Generally speaking, an organisation can only call itself a charity in Scotland if it has been granted charitable status by the Office of the Scottish Charity Regulator (OSCR). OSCR was established under the auspices of the Charity and Trustee Investment (Scotland) Act 2005 (the “Act”).
OSCR maintains an index of all Scottish charities which is available to the public, and requires all charities registered with it to submit accounts on an annual basis, together with an annual return detailing the charity’s purposes and its benefit to the public. Crucially, the charity must meet one or more of the 16 charitable purposes set out in the Act and satisfy the “public benefit” test. OSCR is tasked with the monitoring and supervision of charities’ activities, a responsibility which previously rested with the HMRC. HMRC still grants the tax reliefs which flow from charitable status.

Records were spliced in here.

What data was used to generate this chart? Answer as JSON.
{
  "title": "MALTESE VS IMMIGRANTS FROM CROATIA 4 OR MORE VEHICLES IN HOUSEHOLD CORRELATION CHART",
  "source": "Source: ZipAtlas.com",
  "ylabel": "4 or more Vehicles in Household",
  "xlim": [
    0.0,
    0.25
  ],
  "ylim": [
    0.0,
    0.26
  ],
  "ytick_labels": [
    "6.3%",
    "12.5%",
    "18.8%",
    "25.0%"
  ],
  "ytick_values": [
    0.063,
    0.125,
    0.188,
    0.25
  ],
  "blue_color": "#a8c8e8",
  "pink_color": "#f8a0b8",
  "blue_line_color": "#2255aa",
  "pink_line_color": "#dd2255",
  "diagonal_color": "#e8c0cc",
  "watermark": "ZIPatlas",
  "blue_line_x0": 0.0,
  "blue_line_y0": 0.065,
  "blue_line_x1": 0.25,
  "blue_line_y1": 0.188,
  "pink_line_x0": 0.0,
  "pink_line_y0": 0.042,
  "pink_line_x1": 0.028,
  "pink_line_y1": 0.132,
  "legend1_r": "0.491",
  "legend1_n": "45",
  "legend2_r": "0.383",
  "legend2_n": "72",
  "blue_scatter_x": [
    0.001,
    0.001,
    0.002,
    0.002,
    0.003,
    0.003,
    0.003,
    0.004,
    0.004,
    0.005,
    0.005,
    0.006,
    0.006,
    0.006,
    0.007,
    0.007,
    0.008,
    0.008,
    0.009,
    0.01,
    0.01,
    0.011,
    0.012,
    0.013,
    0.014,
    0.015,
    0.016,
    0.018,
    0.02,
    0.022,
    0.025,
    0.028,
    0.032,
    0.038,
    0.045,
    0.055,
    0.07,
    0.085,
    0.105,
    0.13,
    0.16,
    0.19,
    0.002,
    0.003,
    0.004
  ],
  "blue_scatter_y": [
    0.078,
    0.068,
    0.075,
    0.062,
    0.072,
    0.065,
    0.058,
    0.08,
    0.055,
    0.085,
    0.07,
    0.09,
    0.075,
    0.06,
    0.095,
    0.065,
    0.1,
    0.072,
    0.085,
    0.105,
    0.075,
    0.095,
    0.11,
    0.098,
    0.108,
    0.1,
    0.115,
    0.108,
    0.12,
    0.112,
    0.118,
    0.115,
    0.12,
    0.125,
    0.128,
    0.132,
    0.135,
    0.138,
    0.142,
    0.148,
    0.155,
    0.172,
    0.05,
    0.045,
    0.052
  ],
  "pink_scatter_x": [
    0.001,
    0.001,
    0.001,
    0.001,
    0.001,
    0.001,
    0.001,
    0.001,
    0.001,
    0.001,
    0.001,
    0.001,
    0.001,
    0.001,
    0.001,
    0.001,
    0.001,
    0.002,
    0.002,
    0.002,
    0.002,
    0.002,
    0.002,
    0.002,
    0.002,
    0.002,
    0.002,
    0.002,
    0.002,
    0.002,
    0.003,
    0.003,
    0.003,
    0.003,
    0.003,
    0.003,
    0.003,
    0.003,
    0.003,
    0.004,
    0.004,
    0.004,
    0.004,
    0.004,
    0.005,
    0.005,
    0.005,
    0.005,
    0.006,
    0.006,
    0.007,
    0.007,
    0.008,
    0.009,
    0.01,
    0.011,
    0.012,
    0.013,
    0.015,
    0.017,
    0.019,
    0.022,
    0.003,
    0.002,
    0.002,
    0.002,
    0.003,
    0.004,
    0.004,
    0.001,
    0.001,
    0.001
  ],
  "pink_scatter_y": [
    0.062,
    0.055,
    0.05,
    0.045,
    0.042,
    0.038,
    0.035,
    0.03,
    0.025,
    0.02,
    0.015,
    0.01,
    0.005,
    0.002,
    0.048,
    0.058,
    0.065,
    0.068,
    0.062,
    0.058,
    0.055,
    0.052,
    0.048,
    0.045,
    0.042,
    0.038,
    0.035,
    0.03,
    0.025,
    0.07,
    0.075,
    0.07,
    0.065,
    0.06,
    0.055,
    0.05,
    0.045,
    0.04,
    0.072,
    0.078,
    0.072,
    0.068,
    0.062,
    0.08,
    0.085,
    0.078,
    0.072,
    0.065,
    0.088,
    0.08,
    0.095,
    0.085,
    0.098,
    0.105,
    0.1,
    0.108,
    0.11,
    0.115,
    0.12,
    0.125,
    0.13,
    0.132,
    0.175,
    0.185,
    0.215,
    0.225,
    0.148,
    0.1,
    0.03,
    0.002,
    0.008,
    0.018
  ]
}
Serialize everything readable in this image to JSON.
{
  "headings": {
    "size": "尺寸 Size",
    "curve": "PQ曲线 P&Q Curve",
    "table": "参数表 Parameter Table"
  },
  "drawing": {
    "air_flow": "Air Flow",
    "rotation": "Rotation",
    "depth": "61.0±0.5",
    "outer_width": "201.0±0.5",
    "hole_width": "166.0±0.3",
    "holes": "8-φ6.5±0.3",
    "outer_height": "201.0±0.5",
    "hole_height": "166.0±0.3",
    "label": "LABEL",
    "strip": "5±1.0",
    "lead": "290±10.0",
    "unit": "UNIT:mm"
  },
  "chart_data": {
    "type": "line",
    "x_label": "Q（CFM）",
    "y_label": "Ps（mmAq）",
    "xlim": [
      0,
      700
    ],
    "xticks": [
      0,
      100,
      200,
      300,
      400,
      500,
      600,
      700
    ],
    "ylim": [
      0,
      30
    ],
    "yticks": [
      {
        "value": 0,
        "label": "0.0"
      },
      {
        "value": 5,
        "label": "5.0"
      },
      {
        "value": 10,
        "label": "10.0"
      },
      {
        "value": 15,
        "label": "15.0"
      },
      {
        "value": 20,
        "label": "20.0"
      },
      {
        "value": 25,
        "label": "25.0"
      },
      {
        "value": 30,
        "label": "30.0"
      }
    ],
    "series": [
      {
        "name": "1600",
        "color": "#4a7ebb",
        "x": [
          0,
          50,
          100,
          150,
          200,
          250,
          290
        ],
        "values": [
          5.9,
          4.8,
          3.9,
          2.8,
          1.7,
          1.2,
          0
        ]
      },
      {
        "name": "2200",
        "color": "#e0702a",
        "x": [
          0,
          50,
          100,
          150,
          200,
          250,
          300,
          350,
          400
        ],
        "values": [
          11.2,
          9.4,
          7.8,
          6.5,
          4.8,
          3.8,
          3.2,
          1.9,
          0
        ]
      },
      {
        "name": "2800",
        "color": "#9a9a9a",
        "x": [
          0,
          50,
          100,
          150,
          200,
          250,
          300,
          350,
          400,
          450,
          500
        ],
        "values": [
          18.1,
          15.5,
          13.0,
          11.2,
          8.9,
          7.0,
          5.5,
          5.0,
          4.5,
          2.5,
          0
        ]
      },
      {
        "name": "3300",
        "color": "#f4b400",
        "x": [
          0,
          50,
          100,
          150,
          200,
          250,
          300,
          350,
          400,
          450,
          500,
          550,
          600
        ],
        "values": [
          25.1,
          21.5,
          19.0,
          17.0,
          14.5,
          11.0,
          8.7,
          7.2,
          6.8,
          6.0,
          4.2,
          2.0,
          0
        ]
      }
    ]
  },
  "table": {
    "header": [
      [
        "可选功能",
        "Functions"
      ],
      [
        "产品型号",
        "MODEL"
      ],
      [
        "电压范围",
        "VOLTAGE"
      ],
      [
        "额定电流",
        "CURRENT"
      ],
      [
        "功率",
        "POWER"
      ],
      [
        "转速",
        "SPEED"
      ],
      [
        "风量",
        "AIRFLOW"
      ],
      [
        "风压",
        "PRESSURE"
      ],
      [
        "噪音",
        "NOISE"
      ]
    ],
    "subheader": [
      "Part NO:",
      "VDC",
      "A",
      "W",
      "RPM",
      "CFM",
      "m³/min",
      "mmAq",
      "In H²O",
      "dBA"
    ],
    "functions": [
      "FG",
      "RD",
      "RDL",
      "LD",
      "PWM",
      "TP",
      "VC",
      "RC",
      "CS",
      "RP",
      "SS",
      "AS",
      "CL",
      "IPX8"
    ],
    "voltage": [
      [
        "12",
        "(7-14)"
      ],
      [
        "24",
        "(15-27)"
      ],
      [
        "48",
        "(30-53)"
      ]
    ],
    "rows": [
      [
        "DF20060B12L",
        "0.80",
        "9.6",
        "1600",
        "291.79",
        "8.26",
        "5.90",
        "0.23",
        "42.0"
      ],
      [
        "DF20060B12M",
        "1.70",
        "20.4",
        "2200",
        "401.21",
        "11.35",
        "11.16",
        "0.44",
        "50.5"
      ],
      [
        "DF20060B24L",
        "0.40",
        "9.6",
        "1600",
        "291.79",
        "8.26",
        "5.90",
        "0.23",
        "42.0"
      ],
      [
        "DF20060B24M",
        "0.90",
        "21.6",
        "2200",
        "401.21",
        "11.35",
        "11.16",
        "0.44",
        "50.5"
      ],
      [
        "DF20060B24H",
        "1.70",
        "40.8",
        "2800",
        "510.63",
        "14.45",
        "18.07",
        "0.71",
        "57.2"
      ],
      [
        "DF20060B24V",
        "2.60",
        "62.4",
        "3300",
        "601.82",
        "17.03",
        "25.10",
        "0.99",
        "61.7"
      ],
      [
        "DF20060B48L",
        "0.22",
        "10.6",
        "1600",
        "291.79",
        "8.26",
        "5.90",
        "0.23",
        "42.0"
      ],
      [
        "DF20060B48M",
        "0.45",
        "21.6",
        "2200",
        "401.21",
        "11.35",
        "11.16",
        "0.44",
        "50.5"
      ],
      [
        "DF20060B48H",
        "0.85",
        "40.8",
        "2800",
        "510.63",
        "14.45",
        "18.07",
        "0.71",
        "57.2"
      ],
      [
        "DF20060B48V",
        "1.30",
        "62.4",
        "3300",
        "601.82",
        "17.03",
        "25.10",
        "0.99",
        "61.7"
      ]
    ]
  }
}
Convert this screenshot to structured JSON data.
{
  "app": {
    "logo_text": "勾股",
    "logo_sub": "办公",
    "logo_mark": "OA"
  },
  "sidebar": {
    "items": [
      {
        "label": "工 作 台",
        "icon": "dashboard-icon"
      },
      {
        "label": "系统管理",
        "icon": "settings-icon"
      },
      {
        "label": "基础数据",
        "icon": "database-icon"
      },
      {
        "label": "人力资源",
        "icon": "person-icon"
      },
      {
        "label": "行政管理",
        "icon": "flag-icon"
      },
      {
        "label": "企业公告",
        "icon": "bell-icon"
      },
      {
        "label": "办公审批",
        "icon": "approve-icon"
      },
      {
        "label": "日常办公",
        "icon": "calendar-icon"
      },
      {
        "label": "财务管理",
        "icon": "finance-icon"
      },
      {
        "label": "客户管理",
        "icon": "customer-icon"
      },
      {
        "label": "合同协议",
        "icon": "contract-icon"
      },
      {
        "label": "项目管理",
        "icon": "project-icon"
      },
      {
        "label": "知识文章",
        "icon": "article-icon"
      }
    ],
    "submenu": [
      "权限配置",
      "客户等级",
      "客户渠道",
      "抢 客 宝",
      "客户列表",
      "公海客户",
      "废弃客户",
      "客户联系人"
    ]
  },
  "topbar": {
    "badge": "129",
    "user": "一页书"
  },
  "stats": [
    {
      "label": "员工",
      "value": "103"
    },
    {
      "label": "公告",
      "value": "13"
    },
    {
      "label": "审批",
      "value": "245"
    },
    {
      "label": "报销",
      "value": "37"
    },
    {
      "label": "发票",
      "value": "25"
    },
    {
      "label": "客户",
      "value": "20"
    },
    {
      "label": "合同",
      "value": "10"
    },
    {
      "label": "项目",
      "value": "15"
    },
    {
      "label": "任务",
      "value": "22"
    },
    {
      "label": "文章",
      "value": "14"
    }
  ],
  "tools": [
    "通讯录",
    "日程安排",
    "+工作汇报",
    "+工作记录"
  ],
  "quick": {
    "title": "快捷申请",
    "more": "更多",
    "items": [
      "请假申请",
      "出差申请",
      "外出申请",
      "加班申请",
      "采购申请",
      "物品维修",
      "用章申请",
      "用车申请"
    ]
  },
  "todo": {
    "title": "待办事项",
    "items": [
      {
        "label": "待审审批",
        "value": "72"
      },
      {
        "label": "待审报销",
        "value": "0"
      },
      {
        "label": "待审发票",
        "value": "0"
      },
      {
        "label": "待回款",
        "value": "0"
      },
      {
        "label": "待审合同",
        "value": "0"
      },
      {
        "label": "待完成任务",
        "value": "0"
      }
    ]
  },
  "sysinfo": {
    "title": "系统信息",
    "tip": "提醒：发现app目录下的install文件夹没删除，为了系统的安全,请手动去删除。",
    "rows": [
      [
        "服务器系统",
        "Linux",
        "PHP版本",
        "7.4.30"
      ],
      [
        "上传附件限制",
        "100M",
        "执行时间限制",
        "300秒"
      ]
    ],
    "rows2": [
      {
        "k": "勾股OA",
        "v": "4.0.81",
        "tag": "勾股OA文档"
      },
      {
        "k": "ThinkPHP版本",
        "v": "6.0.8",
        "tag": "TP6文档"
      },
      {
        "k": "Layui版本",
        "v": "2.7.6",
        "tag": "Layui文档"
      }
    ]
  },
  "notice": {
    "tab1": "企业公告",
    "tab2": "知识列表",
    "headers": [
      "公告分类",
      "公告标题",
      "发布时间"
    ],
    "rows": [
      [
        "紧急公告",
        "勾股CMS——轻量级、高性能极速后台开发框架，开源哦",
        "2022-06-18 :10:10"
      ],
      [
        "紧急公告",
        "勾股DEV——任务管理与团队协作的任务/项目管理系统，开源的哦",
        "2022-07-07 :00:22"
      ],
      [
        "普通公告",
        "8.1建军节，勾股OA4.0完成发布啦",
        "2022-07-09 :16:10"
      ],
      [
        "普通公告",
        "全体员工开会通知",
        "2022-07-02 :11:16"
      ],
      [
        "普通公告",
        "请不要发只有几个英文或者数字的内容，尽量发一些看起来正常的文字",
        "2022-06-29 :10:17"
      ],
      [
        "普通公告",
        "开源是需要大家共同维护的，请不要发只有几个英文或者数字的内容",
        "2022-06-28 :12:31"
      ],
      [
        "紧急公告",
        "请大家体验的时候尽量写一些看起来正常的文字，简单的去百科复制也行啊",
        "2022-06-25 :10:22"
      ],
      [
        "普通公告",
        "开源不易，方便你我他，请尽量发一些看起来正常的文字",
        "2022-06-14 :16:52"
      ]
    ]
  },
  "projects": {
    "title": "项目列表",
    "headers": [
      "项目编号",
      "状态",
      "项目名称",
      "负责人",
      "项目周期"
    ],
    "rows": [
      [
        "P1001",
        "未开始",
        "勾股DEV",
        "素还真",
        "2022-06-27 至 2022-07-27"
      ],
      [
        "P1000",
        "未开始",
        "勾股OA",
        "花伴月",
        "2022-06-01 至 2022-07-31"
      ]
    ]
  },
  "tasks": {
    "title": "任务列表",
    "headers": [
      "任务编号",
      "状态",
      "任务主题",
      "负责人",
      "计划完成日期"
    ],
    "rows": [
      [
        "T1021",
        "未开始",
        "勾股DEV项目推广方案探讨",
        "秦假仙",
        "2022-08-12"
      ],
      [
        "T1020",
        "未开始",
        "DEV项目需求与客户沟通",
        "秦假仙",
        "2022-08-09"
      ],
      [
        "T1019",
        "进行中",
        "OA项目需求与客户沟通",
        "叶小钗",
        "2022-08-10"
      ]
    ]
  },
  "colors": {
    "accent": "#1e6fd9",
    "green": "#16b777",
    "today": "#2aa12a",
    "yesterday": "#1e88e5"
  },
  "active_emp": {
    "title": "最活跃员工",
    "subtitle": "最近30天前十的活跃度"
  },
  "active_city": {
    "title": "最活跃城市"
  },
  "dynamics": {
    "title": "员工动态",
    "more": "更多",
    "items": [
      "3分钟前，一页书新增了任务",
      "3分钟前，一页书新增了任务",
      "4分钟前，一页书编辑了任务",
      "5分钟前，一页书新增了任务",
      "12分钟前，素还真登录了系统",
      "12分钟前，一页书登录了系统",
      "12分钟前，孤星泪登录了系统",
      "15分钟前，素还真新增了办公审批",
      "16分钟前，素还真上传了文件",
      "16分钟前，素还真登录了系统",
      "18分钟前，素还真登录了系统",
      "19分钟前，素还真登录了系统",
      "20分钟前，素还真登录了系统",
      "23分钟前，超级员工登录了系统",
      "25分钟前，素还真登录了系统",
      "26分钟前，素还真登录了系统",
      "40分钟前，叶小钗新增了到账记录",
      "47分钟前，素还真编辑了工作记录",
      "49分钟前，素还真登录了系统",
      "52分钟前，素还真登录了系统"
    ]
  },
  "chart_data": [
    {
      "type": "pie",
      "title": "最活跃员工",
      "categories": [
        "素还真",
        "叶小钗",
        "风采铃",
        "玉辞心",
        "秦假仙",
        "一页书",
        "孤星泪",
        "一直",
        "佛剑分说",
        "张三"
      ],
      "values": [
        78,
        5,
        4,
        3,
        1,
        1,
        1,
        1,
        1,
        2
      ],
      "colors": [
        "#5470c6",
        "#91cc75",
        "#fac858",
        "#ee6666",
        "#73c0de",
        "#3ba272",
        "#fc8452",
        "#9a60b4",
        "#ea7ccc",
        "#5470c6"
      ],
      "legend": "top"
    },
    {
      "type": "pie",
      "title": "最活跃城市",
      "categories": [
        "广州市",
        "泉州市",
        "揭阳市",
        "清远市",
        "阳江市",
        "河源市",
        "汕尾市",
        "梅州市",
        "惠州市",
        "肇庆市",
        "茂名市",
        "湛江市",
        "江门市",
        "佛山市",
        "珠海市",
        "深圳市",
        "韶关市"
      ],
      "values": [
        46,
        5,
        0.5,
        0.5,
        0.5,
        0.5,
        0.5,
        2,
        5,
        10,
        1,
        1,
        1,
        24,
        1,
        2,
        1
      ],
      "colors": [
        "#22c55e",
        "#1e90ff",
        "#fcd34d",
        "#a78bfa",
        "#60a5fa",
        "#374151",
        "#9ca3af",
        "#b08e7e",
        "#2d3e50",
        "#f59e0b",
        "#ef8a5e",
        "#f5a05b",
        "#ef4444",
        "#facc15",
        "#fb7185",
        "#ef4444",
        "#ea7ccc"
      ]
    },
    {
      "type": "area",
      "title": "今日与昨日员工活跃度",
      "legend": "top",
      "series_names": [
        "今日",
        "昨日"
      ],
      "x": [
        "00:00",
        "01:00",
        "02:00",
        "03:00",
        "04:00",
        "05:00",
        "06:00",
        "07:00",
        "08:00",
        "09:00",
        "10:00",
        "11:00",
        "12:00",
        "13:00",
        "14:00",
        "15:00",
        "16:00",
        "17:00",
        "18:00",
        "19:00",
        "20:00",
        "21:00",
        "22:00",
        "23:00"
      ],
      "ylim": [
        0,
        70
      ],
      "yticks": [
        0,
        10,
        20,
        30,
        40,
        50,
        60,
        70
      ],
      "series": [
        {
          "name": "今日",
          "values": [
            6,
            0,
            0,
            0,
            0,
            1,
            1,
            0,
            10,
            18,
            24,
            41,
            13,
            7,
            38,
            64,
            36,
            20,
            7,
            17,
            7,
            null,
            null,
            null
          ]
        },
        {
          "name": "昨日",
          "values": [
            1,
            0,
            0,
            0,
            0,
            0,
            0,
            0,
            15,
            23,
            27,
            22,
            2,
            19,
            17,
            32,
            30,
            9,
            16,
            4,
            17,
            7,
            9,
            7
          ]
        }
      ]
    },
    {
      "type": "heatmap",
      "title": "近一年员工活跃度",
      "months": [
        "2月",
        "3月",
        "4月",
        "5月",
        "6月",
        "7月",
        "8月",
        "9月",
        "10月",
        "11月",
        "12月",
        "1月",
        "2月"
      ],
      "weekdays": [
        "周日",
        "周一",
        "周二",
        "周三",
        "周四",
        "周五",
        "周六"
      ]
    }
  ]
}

Types of charitable organisation
In the past, charities were usually constituted as either a trust or as an incorporated company. Recently, a new type of corporate vehicle has been introduced, specifically with the charitable organisations in mind -- the Scottish Charitable Incorporated Organisation. We expect SCIOs to become a fairly popular option for charities which are just forming.
Trusts are formed by a granter signing a trust deed which sets about the charitable purposes, appoints trustees, and sets out their powers and responsibilities with regard to the trust assets.
- Charitable companies
Charitable companies offer more transparency and formality as they are registered under the Companies Act in the usual manner and are subject to company law. So, charitable companies are regulated by Companies House and OSCR. The Memorandum of Association and Articles of Association set out the company’s purposes and how the company should be run internally. Directors and a secretary are appointed in the normal manner. The directors of a charitable company are usually considered charitable trustees for the purposes of the Act, as they are charged with the management and control of the charity. The main attraction in incorporating as a company is that members of that company are afforded limited liability in the event that the company is wound up.
Community Interest Company (“CIC”)
CICs are limited companies which are aimed at social enterprises (social enterprises can be broadly defined as being businesses which trade for a social purpose). They were introduced several years ago to address the lack of an appropriate legal vehicle for non-charitable social enterprises. A CIC must meet the “community interest test” -- this means that the CIC regulator must be satisfied that its purposes could be regarded by a reasonable person as being in the community or wider public interest. A CIC cannot be a charity. The main benefits are that a CIC:-
- does not need to be recognised as a charity and is therefore subject to less regulation;
- enjoys limited liability; and
- can act more commercially than charities.
The main disadvantages are:-
- it cannot be a charity;
- it does not benefit from as favourable tax treatment as that applied to charities;
- its assets are subject to an “asset lock” which means that all surplus assets must be retained for use for the CIC’s social or community purpose, and if transferred out of a CIC, the transfer must either (a) be made for full consideration; (b) be made to another asset locked body (a CIC or charity); or (c) be otherwise made for the benefit of the community.
For more information on CICs, click here.
- Scottish Charitable Incorporated Organisation (“SCIO”)
SCIOs are a new legal form which will allow Scottish charities to incorporate without having to become a company. This new legal form provides the benefit of legal personality and limited liability for the members but without the dual regulation by OSCR and Companies House. SCIOs will only be regulated by OSCR. The SCIO is a form exclusive to Scotland (though there will be an English equivalent), and will be subject to Scottish Charities legislation and regulation by OSCR (not the Registrar of Companies). A SCIO must meet the charity test. There are rules which set out the minimum requirements for a SCIO’s constitution.
The main purpose of a SCIO is to give a charity the benefits and legal protection of an incorporated body -- specifically the limited liability of its ‘members’ -- but without the perceived disadvantages associated with being a limited company or some other type of incorporated body.
For more information on SCIOs, click here.
Trading Companies/VAT registration
Consideration must also be given to whether the charity needs to be registered for VAT and if any repayment of VAT is applicable thereafter. A charity should also consider its trading activity and whether it would be beneficial for it to set up a trading subsidiary.